Innowacyjne w stosunku do innych erpegów z „Makera” jest zastosowanie zegarka i wskaźnika potrzeb (głód, sen, higiena). Tak – początek gry to niemal „The Sims”, ale później mamy wszystko to, czego w prawdziwym RPG potrzeba, to jest walki, przedmioty, EXP i +13 do ataków ogniem.
Rozgrywka trwa jakieś 35 godzin i jest pełna zwrotów akcji, niedomówień, tajemnicy. Wiem, że to utarte wyrażenia, ale inne tutaj całkowicie nie pasują. „Parallel Worlds” bardzo wciąga i serdecznie polecam Wam ściągnięcie… Zwłaszcza, że w produkcji znajduje się druga część.
Tutaj możecie pobrać grę (nie jestem pewna, czy najnowszą wersję, ale mi działało bez zarzutu)
http://rpgmaker.pl/?co=gry&typ=rev&id=parallelworlds
A tutaj strona twórcy, gdzie możecie wypowiedzieć się na forum i śledzić postępy tworzenia części drugiej.

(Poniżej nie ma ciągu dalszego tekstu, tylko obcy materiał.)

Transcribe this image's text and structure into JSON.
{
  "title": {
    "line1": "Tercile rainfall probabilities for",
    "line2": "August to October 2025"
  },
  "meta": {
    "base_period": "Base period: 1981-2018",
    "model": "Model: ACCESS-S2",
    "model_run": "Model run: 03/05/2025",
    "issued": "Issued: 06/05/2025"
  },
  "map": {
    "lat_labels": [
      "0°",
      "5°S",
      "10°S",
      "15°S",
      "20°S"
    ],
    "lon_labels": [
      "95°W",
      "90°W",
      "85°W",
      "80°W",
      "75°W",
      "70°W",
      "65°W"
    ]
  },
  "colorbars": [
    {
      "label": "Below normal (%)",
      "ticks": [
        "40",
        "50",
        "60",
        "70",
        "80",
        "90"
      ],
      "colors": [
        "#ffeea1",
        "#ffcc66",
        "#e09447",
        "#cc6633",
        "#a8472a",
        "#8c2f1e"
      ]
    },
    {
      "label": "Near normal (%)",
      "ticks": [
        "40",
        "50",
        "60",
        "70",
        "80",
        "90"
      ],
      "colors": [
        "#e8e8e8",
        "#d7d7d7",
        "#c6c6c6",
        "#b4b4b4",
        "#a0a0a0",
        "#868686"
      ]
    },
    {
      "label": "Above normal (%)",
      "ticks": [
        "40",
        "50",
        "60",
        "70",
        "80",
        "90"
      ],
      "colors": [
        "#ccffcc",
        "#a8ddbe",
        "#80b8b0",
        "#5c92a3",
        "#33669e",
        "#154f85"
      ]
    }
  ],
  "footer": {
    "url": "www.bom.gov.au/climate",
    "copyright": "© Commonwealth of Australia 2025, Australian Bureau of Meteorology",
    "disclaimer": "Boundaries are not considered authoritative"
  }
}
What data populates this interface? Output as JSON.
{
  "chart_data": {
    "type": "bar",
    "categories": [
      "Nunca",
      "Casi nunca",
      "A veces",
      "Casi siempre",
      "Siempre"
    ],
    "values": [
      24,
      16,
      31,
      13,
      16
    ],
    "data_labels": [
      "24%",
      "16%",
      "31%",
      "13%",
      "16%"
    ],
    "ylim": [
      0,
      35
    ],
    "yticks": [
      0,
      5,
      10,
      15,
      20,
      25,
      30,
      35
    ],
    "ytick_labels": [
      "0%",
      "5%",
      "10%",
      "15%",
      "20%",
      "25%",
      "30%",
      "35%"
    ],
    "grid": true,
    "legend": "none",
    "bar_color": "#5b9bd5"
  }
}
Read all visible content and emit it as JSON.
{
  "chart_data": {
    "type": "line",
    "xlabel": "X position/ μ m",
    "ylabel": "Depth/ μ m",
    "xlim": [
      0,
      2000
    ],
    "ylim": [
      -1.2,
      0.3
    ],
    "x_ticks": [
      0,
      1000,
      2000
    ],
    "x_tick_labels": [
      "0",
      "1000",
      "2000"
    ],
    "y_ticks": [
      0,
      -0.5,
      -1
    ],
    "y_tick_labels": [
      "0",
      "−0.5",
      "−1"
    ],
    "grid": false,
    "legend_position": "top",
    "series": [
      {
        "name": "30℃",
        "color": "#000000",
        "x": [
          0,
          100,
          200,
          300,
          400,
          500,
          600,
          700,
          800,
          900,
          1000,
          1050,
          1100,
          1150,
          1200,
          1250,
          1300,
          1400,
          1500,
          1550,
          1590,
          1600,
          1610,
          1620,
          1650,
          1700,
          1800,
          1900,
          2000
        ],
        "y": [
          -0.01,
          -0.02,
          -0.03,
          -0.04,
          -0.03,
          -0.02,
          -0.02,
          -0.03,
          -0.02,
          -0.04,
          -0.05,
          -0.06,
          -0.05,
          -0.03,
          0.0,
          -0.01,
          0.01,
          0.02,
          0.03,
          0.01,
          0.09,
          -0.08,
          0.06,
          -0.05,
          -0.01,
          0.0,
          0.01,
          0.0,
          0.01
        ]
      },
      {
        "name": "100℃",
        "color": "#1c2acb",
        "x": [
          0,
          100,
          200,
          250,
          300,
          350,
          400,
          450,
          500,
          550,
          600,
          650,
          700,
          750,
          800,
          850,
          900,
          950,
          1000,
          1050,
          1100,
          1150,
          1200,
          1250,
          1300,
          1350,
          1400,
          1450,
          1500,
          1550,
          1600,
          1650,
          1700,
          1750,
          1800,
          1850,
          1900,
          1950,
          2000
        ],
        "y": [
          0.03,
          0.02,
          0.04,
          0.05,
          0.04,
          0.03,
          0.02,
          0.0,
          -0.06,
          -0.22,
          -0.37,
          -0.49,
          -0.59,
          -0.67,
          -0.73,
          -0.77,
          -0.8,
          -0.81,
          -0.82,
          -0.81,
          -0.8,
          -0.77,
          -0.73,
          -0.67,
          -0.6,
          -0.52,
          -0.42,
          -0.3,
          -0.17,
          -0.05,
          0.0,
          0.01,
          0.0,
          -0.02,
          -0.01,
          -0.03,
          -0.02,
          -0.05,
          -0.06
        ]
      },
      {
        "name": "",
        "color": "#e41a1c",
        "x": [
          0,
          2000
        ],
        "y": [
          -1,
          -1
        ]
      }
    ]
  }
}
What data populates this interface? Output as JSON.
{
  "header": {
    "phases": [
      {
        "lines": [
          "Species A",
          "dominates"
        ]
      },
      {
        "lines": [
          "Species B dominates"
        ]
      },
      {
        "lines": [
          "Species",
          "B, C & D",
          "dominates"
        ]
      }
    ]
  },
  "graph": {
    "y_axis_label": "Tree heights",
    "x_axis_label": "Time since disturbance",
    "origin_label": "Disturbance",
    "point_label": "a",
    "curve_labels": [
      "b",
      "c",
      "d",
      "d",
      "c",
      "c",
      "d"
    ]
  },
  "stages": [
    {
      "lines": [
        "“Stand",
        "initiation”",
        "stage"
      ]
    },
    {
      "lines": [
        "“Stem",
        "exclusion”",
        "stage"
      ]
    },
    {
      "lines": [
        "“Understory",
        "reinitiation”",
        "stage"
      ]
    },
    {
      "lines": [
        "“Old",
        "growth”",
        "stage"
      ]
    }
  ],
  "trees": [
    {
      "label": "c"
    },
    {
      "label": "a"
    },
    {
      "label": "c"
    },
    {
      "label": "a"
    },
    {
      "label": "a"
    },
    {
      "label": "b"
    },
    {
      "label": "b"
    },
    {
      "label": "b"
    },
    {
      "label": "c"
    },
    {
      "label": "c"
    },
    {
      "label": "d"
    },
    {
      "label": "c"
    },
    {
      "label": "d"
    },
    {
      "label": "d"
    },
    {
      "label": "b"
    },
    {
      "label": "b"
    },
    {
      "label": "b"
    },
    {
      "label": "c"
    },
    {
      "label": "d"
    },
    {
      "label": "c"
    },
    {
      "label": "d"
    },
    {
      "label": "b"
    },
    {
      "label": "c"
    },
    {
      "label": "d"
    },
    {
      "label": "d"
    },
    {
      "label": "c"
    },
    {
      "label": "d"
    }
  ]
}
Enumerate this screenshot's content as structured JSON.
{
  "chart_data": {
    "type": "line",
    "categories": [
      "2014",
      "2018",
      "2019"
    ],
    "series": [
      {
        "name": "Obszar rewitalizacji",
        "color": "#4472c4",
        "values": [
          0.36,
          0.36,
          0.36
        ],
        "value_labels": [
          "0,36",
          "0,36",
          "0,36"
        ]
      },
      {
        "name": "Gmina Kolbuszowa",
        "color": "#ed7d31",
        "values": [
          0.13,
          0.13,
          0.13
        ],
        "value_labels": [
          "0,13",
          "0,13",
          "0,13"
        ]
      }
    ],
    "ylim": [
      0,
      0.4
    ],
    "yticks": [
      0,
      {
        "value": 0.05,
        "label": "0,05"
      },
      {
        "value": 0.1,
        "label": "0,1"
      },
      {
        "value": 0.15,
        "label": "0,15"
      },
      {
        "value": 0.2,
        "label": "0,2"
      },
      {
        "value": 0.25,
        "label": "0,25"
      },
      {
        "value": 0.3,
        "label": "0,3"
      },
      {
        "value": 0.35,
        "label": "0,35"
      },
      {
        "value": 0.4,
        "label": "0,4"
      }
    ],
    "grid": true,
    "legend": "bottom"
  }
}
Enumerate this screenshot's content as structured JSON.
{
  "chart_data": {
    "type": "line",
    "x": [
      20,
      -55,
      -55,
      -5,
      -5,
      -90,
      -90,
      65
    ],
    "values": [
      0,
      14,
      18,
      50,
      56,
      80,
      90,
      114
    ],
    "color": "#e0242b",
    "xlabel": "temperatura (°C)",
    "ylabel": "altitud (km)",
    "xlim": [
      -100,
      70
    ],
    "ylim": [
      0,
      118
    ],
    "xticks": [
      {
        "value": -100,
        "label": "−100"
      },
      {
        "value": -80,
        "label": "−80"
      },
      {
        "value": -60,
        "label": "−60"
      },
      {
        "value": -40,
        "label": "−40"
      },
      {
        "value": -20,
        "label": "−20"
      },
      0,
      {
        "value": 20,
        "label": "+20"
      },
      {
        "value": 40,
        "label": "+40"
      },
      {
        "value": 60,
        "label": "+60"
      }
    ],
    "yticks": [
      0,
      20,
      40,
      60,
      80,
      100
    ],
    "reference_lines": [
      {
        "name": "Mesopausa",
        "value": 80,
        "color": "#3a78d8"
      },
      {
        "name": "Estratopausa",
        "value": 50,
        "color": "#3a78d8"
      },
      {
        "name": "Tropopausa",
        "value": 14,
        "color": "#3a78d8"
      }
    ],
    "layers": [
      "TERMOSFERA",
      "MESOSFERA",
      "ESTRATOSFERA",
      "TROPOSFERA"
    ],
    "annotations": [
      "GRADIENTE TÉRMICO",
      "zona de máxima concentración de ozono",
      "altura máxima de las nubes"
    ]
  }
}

http://titek.victorygames.pl/
Bardzo chętnie ujrzałabym w przyszłości produkcję bazowaną na GW, która byłaby równie ambitna… Jak wspominałam, brak mi systematyczności, ale ostatecznie można kiedyś odłożyć trochę grosza na program i spróbować swoich sił. Albo chociaż popatrzeć, jak swoje własne dzieło tworzy ktoś inny. Może RPG z czasów KOTOR-a? Albo „Legacy”? Hmm…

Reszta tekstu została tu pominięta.